According to the results of a new study, healthy people receive little benefit from fish oil or vitamin D when it comes to lowering heart or cancer risks. Researchers discussed the results of the studies at an American Heart Association conference in Chicago. The results have also been published in the New England Journal of Medicine.
Fish oils, also called omega-3 fatty acids, have been found to reduce triglycerides and inflammation, primary risks for heart disease. Fish oils are naturally found in salmon, tuna, and some other types of fish. Nearly 10 percent of US adults report taking fish oil supplements.

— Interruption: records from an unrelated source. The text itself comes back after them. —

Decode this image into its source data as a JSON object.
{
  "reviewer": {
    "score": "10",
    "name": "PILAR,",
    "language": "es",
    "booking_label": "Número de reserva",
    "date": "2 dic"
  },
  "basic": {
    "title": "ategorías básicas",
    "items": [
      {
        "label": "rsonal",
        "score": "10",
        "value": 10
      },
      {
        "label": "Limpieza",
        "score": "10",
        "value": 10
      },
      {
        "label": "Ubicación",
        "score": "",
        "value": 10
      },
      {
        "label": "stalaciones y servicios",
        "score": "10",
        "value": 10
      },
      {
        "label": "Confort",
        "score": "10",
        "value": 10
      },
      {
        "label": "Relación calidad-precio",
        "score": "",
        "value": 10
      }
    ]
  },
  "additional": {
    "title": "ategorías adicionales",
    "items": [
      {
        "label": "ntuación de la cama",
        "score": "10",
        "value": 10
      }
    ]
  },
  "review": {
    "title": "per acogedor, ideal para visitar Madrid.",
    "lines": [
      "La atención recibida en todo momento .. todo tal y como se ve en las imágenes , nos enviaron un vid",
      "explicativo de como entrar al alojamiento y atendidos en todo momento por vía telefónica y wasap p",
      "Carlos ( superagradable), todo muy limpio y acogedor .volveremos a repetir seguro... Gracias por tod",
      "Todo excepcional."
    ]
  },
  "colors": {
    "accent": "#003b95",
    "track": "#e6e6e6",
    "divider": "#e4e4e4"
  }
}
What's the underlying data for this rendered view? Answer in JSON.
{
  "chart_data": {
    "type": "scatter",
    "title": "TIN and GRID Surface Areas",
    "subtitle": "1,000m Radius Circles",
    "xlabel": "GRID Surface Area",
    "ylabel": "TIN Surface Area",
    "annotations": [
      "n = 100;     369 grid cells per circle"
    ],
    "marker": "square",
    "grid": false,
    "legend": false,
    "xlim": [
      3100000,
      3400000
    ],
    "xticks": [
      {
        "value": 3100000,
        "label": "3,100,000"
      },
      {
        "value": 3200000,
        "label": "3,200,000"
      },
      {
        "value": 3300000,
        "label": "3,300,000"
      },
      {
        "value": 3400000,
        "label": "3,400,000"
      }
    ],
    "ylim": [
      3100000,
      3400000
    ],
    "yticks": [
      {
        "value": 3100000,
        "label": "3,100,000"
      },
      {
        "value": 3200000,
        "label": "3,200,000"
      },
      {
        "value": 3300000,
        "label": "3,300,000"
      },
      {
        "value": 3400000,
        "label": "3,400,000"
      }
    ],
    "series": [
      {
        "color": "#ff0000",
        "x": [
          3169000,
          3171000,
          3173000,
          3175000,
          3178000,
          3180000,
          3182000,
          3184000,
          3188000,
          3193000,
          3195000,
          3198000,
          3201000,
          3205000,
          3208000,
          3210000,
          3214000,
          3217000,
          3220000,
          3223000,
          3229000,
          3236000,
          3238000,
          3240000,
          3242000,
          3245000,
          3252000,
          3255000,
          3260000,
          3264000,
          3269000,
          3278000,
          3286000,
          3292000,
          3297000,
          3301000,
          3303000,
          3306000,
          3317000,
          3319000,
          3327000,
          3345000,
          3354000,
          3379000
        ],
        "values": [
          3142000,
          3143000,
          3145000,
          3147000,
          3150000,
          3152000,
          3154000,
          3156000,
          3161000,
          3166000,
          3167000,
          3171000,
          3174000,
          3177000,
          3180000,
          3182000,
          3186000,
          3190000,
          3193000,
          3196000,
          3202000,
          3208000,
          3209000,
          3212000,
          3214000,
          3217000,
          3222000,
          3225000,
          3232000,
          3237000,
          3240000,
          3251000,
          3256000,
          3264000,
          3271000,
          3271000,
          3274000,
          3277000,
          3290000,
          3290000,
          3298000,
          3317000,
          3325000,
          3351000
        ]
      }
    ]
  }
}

A study involving 26,000 people with no prior heart problems or cancer found that those taking a 1 gram daily dose of fish oil had similar rates of heart attacks, strokes, cancer, and deaths as a comparison group. While there were fewer heart attacks in the fish oil group, there is speculation that this was because of the way the study was set up.
People with high triglycerides did show some improvement when taking higher amounts of a purified, prescription fish oil. In a study involving more than 8,000 patients with high triglycerides and an increased risk of heart problems, researchers found that taking 4 grams a day of a prescription fish oil supplement lowered their risk of heart-related complications or death by 25 percent versus those taking mineral oil capsules.
Another study found that vitamin D supplements provided little benefit to healthy people. The skin naturally makes vitamin D from sun exposure, but it can be difficult to get enough from foods, leading to the popularity of the supplements. However, there are no major studies supporting the many health claims made regarding vitamin D supplements.
In the study, researchers found no statistical difference in the odds of having a heart attack or stroke or developing cancer between those taking a vitamin D supplement and those taking a fake vitamin pill. By taking out the first two years of use, researchers saw fewer cancer deaths among those taking the supplements. More research is needed to determine whether length of time taking the supplement results in lower risks for these conditions.